Biden Is Arming Ukraine To ‘Play For a Tie,’ Some America-First GOPers Say
The view reveals disagreement even among Trump-following Republicans about how to respond to Russia’s invasion.
The America-first faction of the Republican party is at war with itself over how much the United States should be helping Ukraine in the lead-up to the November election.
Some non-interventionist Republicans say President Joe Biden is doing too much to help Ukraine, sending massive amounts of money and weapons with no plan for how the war ends while ignoring trouble back home. Others in the Trump wing of the party, however, argued this week that Biden is acting too slowly. He is giving the Ukrainian troops just enough to prolong the conflict and prevent defeat, they say, when he should be sending even more weapons to score a decisive victory over Russia.
“We’ve got to provide what it takes to win that war and the sooner the better,” Sen. Joni Ernst, R-Iowa, said Monday at the America First Agenda Summit in Washington, which also included a Tuesday keynote from former president Donald Trump that focused on public safety and police. “My outcome that I want to see…is that we absolutely annihilate the Russian forces and we get them to crawl back into Russia so bloodied and bruised that they can’t come back,” Ernst said.
Trump touched on the military briefly in his speech, calling for “left-wing race and gender theories” to be eliminated from the military and saying the Pentagon should rehire troops who were discharged because they refused COVID vaccines.
“It’s a great shame of the Pentagon brass that they have not spoken out in defense of their own service members,” he said.
Republicans at the conference slammed President Joe Biden for “slowly doling out” weapons to Ukraine and not fully meeting the Ukrainian request for equipment, and also said Russian leader Vladimir Putin felt he could launch the invasion now because he saw “weakened American leadership” under Biden.
The Biden administration has sent more than $7 billion in military and humanitarian aid to Ukraine since Russia invaded in February. However, the administration has stopped short of providing some of the most advanced weapons that Ukrainian officials have been asking for. On Friday, Pentagon officials said they would send four more High Mobility Artillery Rocket Systems to Ukraine, bringing the total pledged to 16. But Ukrainian officials have said they need at least 100 of the long-range rocket launchers to beat back Russia. Ukrainian troops have also asked for Western jets, which the White House has so far declined to send, though officials acknowledged it was being considered.

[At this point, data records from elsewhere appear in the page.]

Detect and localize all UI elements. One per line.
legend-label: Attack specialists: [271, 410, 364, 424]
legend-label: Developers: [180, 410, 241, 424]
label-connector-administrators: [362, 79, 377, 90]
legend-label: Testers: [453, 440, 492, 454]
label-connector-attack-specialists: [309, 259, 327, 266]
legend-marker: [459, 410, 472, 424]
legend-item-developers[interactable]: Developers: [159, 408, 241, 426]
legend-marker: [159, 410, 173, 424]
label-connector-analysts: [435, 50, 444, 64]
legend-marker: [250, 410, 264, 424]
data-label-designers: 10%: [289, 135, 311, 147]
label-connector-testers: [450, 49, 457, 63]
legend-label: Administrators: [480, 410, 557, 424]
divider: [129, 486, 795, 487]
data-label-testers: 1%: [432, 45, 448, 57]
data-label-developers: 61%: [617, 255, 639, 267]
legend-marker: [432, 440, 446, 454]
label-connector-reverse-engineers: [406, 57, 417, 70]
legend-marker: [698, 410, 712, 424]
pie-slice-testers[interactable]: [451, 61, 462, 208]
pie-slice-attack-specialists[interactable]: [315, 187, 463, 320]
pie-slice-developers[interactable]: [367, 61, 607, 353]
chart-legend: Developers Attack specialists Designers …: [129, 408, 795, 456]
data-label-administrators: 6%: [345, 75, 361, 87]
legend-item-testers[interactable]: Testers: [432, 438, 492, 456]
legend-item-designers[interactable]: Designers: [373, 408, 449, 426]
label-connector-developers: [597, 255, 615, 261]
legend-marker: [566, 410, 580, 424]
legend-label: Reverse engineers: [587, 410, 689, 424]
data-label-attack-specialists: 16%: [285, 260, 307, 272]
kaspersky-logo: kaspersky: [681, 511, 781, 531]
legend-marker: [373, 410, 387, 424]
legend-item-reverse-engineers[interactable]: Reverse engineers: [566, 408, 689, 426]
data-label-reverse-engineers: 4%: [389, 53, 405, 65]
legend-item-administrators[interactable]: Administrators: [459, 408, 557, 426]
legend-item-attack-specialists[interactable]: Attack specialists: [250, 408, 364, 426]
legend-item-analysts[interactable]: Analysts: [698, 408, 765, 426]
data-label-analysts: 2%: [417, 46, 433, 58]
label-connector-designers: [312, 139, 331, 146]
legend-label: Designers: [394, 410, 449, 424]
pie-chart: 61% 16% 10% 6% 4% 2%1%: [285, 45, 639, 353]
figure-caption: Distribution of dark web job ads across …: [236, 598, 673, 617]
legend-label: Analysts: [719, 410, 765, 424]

That’s not enough, according to some Republicans.
“This administration is helping them play for a tie. Actually, right now they’re helping them lose slowly,” Rep. Michael Waltz, R-Fla., said at the summit. “Instead of going for the win right now and helping the Ukrainians when they’re at their weakest, we’re going to fiddle fart around and provide them just enough rather than help them with what they need.”
The conversation about arming Ukraine shows a divide within the America First section of the Republican Party. Some Democrats and conservative analysts have predicted a GOP-controlled Congress would cut off aid to Ukraine because of America Firsters who shy away from traditional interventionist views.
"At the beginning, there was a bum rush by neoconservatives using everyone’s outrage at Putin and Biden’s inability to project strength," said Russ Vought, president of the Center for Renewing America and former director of the Trump administration’s Office of Management and Budget. "I think the outrage of that moment has settled into a realistic assessment of where we are, and that is: we can’t be in a situation where we are telling a country like Ukraine that was once a part of Russia 'as long as it takes'.”
At the two-day America First conference, which was hosted by the America First Policy Institute, lawmakers and former Trump administration officials also emphasized the importance of burden-sharing with European allies and the threat posed by China, both key messages during the Trump administration.
The event, which is being held for the first time, featured remarks from a number of Trump allies, including former national security advisor Keith Kellogg, former Speaker of the House Newt Gingrich, and Trump’s senior counselor Kellyanne Conway. But it also attracted two dozen current members of Congress, including two House leaders, and eight lawmakers who serve on the Armed Services committee and Foreign Affairs committees, suggesting this America First agenda has significant support among Republicans on Capitol Hill.
The lawmakers heaped fawning praise on Trump for everything from pushing the Europeans to contribute more to their own defense to providing Ukraine with weapons to sounding the alarm about China. Sen. Bill Haggerty, R-La., said he believed many Americans in 2015 would have called Beijing a “friend” who produced cheap t-shirts. But Trump’s inflammatory rhetoric on China changed that.
“It took President Trump stepping up and actually talking about this, actually waking the American public up, and frankly, I think he woke up the rest of the world,” Haggery said.